Economy Minister Ildefonso Guajardo said he still sees a high chance of a deal to update the North American Free Trade Agreement, but that the U.S., Canada and Mexico will need to show flexibility. The three sides will strongly engage next month, Guajardo was quoted by Reuters as saying on Monday in Tokyo, where he will meet Japanese officials and business leaders.
Nafta talks are on the back burner ahead of Mexico’s election on July 1, according to a person familiar with their timing, who asked not to be named citing private conversations. Uncertainty about the future of the trade deal increased this weekend after President Donald Trump clashed with Canadian Prime Minister Justin Trudeau just after a Group of Seven meeting ended in Canada.
Japan Ties
Guajardo will meet with Japan’s foreign minister as well as the minister of trade and commerce, his press office said in an emailed statement.
The world’s third-largest economy is the biggest market in the trade pact that succeeded the Trans-Pacific Partnership, which the U.S. abandoned a few days after Trump took office last year. The new deal, known as Comprehensive and Progressive Agreement for Trans-Pacific Partnership, or CPTPP, was agreed on by 11 nations in March and approved by the Mexican Senate in April.

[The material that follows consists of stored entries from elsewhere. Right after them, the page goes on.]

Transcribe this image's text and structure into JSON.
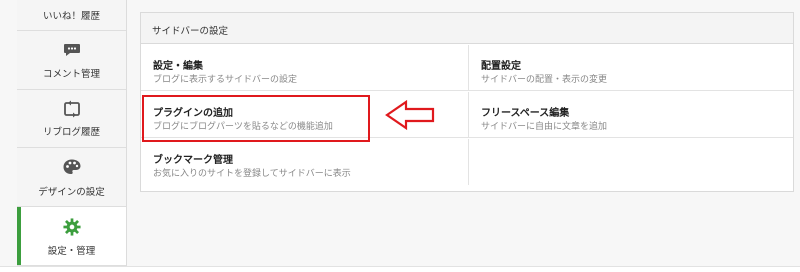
{
  "sidebar": {
    "items": [
      {
        "label": "いいね！履歴",
        "icon": "heart-icon"
      },
      {
        "label": "コメント管理",
        "icon": "comment-icon"
      },
      {
        "label": "リブログ履歴",
        "icon": "reblog-icon"
      },
      {
        "label": "デザインの設定",
        "icon": "palette-icon"
      },
      {
        "label": "設定・管理",
        "icon": "gear-icon",
        "active": true
      }
    ]
  },
  "panel": {
    "title": "サイドバーの設定",
    "items": [
      {
        "title": "設定・編集",
        "desc": "ブログに表示するサイドバーの設定"
      },
      {
        "title": "配置設定",
        "desc": "サイドバーの配置・表示の変更"
      },
      {
        "title": "プラグインの追加",
        "desc": "ブログにブログパーツを貼るなどの機能追加"
      },
      {
        "title": "フリースペース編集",
        "desc": "サイドバーに自由に文章を追加"
      },
      {
        "title": "ブックマーク管理",
        "desc": "お気に入りのサイトを登録してサイドバーに表示"
      }
    ]
  },
  "colors": {
    "accent_green": "#3c9e3e",
    "highlight_red": "#e0191d"
  }
}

Deepening ties with Japan and the other nations in the Pacific deal is part of Mexico’s push to diversify exports. Currently, 72 percent of the nation’s $435 billion in goods sold abroad every year go to the U.S. The nation also reached a deal in April to update its almost two-decade-old free-trade agreement with the European Union and is working to make inroads to China, Brazil and Argentina.
Japanese automakers including Nissan Motor Co., Honda Motor Co. and Toyota Motor Corp. have plants across Mexico, and the nation has received more than $14 billion in foreign direct investment from Japan over the past two decades. That makes Japan the biggest Asian investor in Mexico, according to data from Mexico’s economy ministry. Still, Japan bought only 1.3 percent of Mexican exports in 2017, about half as much as China and trailing the U.S, Canada and the European Union, according to data from the International Monetary Fund.